L’Union européenne est donc à un moment charnière où sa culture stratégique doit être établie. Il s’agit ainsi de définir comment l’environnement stratégique peut être perçu communément par ses États membres et quelles réponses communes peuvent être apportées. Pour l’heure, les approches sont définies uniquement en fonction des intérêts nationaux, omettant généralement leur dimension européenne, c’est-à-dire l’interdépendance entre Européens.
Le risque principal est que les divergences sur la perception, la priorisation et la gestion des menaces s’accentuent et n’aboutissent à rien de vraiment concret. Il y a ainsi une tentation, dans certains États, à diluer la notion d’autonomie stratégique européenne avec le risque de n’aboutir qu’à des demi-résultats dans des domaines peu ou pas stratégiques. Ce serait le cas si cette autonomie stratégique ne se résumait qu’à la relocalisation sur le sol européen des activités de production de masques chirurgicaux et de paracétamol. L’autonomie stratégique européenne ne concerne bien sûr pas seulement la défense et la sécurité, mais ces questions en sont néanmoins le cœur.
La victoire de Joe Biden aux élections américaines peut-elle changer la donne en ce qui concerne l’autonomie stratégique européenne ?
L’élection de Joe Biden changera certainement la donne. Il est fort probable qu’il revienne à une forme de politique étrangère plus traditionnelle que ne l’était celle de Donald Trump. La politique de ce dernier était opposée de manière très frontale aux intérêts des Européens, comme on a pu le voir avec son retrait des accords de Paris sur le climat ou encore celui de l’accord sur le nucléaire iranien. Joe Biden a, quant à lui, clairement annoncé qu’aux premiers jours de sa présidence, il fera de nouveau entrer les États-Unis dans les accords de Paris. Sa politique devrait donc être plus conciliante.
Pour autant, le retour à une sorte d’âge d’or de la relation transatlantique est peu probable. Les fondamentaux de la politique étrangère américaine n’ont pas nécessairement bougé, Donald Trump les exprimait simplement d’une manière vulgaire et extrême. C’est notamment le cas au sujet du « burden sharing », c’est-à-dire du coût de la sécurité européenne. Depuis Kennedy, les États-Unis demandent aux Européens de contribuer plus et mieux à leur propre sécurité. Il est illusoire de penser que cela va changer avec Joe Biden. Il aura certainement des mots plus ronds, des manières plus sympathiques, mais il continuera d’insister en ce sens et pourrait même tenter de tirer parti de l’immense attente qu’a suscitée son élection en Europe pour obtenir des engagements.

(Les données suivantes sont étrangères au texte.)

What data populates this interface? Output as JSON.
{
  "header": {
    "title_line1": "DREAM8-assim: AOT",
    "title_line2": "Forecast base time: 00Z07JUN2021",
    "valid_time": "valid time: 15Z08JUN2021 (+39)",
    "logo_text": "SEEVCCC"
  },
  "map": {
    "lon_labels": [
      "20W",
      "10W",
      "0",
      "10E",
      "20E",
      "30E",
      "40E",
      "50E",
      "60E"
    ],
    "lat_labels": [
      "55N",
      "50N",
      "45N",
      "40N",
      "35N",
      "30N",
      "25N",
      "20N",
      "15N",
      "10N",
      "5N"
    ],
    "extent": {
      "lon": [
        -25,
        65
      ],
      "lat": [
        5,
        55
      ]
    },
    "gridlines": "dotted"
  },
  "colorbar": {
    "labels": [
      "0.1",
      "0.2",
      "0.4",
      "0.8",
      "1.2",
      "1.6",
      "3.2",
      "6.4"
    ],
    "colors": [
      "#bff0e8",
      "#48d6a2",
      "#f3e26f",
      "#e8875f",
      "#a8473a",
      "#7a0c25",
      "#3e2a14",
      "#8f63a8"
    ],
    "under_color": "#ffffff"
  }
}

La relation transatlantique s’est, en effet, considérablement dégradée avec la présidence de Donald Trump dans toute une partie de l’Europe, et il y a peu de chance qu’on retourne à la situation antérieure. Joe Biden a tout intérêt de profiter de cette dégradation pour proposer un nouveau deal aux Européens et redéfinir la relation transatlantique.
Alors que l’élection de Trump avait sonné comme une sorte de réveil stratégique pour l’Europe, le pire scénario serait probablement celui où une élection de Biden aboutisse une remise en sommeil des Européens sur cette question. Mais les réactions fortes en Europe, et en Allemagne singulièrement, aux récents propos d’Annegret Kramp-Karrenbauer sur l’illusion de l’autonomie stratégique européenne[1] semblent signifier que cette question n’est pas prête de disparaitre de l’agenda européen.